Filling a gender gap in eye care
Joldhaka and the other WLGVCs are part of Orbis International’s efforts to address gender equity in eye health in Bangladesh in cooperation with local partners. They employ and train women to provide essential care in remote communities, engage in community-based outreach to increase women’s and girls’ access to eye health care, and strengthen the role of women eye health professionals within their local health systems.
This work also aligns deeply with our mission at the Women Leaders in Eye Health initiative, where we aim to strengthen gender equity within the systems and institutions of Orbis International, Seva Foundation, and Women in Ophthalmology.
Globally, 55% of people with vision loss worldwide are women and girls, meaning there are 112 million more women than men living with vision loss globally. This gender discrepancy in vision exists across all levels and types of sight impairment, including blindness.
The gap persists for a number of reasons. In many regions, women patients will more readily seek care from women providers, yet there are very few women eye care providers in low- to middle-income countries, especially in rural areas. Women also tend to have fewer educational opportunities and lack access to information about eye care, face barriers to accessing finances to pay for care, and may be unable to travel independently to access care.
In Bangladesh, we saw firsthand how these barriers are being addressed through community-level solutions that focus on women both as providers and as patients.
Transforming eye care and leadership in Bangladesh
Without any doubt, WLGVCs are transforming how eye care is provided for remote communities.

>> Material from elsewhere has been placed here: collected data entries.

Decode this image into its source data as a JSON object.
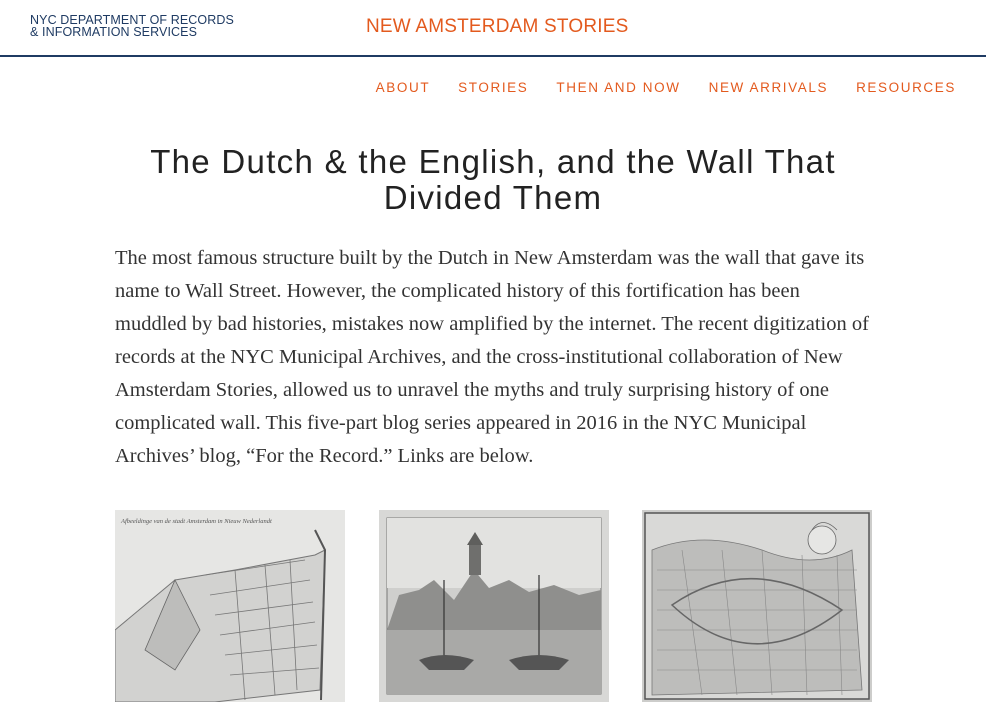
{
  "header": {
    "dept_line1": "NYC DEPARTMENT OF RECORDS",
    "dept_line2": "& INFORMATION SERVICES",
    "site_title": "NEW AMSTERDAM STORIES"
  },
  "nav": [
    "ABOUT",
    "STORIES",
    "THEN AND NOW",
    "NEW ARRIVALS",
    "RESOURCES"
  ],
  "article": {
    "title": "The Dutch & the English, and the Wall That Divided Them",
    "intro": "The most famous structure built by the Dutch in New Amsterdam was the wall that gave its name to Wall Street. However, the complicated history of this fortification has been muddled by bad histories, mistakes now amplified by the internet. The recent digitization of records at the NYC Municipal Archives, and the cross-institutional collaboration of New Amsterdam Stories, allowed us to unravel the myths and truly surprising history of one complicated wall. This five-part blog series appeared in 2016 in the NYC Municipal Archives’ blog, “For the Record.” Links are below."
  },
  "images": {
    "map_caption": "Afbeeldinge van de stadt Amsterdam in Nieuw Nederlandt"
  },
  "colors": {
    "accent": "#e35a1e",
    "navy": "#1f3b63",
    "text": "#333333"
  }
}
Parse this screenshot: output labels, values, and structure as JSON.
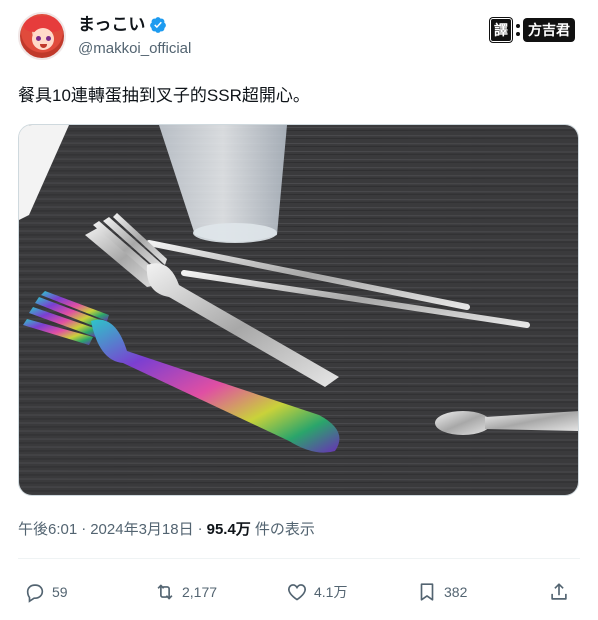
{
  "author": {
    "display_name": "まっこい",
    "handle": "@makkoi_official",
    "verified": true
  },
  "translator_badge": {
    "label": "譯",
    "name": "方吉君"
  },
  "tweet": {
    "text": "餐具10連轉蛋抽到叉子的SSR超開心。"
  },
  "meta": {
    "time": "午後6:01",
    "separator1": "·",
    "date": "2024年3月18日",
    "separator2": "·",
    "views": "95.4万",
    "views_label": "件の表示"
  },
  "actions": {
    "reply_count": "59",
    "retweet_count": "2,177",
    "like_count": "4.1万",
    "bookmark_count": "382"
  },
  "colors": {
    "verified_blue": "#1d9bf0",
    "muted_text": "#536471",
    "table_dark": "#3a3a3c"
  },
  "icons": {
    "verified": "verified-badge-icon",
    "reply": "reply-icon",
    "retweet": "retweet-icon",
    "like": "heart-icon",
    "bookmark": "bookmark-icon",
    "share": "share-icon"
  }
}
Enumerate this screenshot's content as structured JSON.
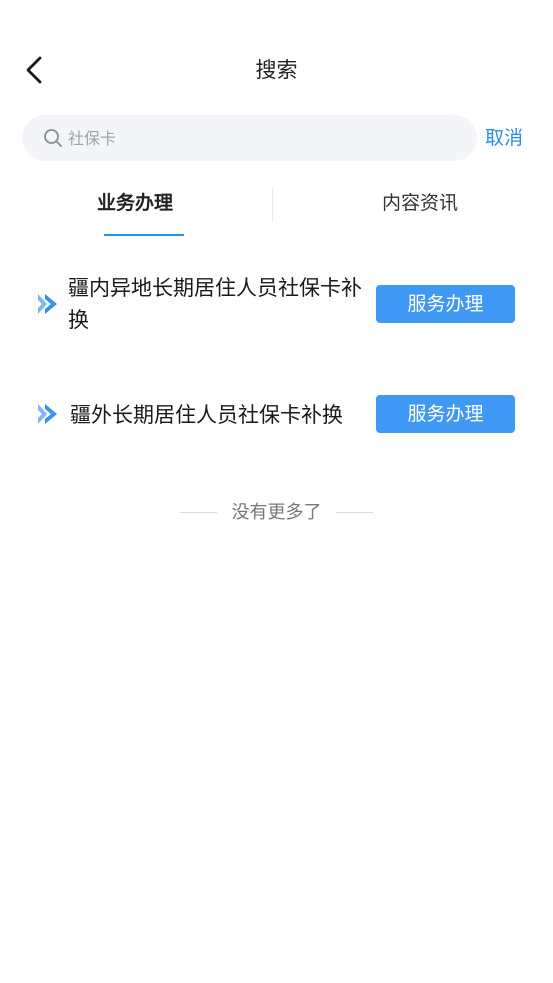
{
  "header": {
    "title": "搜索"
  },
  "search": {
    "placeholder": "社保卡",
    "value": "",
    "cancel_label": "取消"
  },
  "tabs": [
    {
      "label": "业务办理",
      "active": true
    },
    {
      "label": "内容资讯",
      "active": false
    }
  ],
  "services": [
    {
      "title": "疆内异地长期居住人员社保卡补换",
      "button_label": "服务办理"
    },
    {
      "title": "疆外长期居住人员社保卡补换",
      "button_label": "服务办理"
    }
  ],
  "list_end_text": "没有更多了",
  "colors": {
    "accent": "#2b8ee6",
    "button": "#4098f5",
    "search_bg": "#f4f5f8"
  },
  "icons": [
    "back-arrow-icon",
    "search-icon",
    "double-chevron-right-icon"
  ]
}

Located in areas with great need, they function as decentralized access points for quality eye care. Teachers and community leaders, also known as “frontliners”, conduct initial visual acuity tests in schools and refer students who need care to the centers for follow-up. People travel from surrounding villages and rural areas to get eye exams and interventions they can’t readily access anywhere else. Vision center patients who need further care are referred directly to local eye hospitals with fully equipped subspecialty departments.
These hospitals maintain data and referral systems that link back to vision centers through a teleconsultation platform and are able to digitize patients’ medical treatment plans and histories for future reference. This reliable referral system allows community-based screening efforts to lead to an organized care journey that inspires community trust.
The vision centers also excel at providing excellent care because they use the latest state-of-the-art technology that increases efficiency. The technology in these centers also supports the growth of the women running them. Mid-level ophthalmic personnel like Joyosshree gained confidence, recognition, and opportunities to mentor others.
"People in my community now respect me deeply—they even refer to me as a doctor, even though I don’t hold that degree (...)They trust me and believe I can take care of them. Leading this center has boosted my confidence. I now truly believe that I can make a greater impact through my work than I could have as a homemaker".- Joyosshree told us.
We felt deeply moved yet encouraged at the same time because her words, reminded us of how community-based leadership can redefine what is possible for women, especially in eye health.
Men are also intentionally included in the organizational structures of the vision centers, including sometimes as deputy leadership, and those involved are enthusiastic about allowing women to lead while they play support roles. We saw this collaborative model in action and recognized it as a crucial element for effective gender mainstreaming.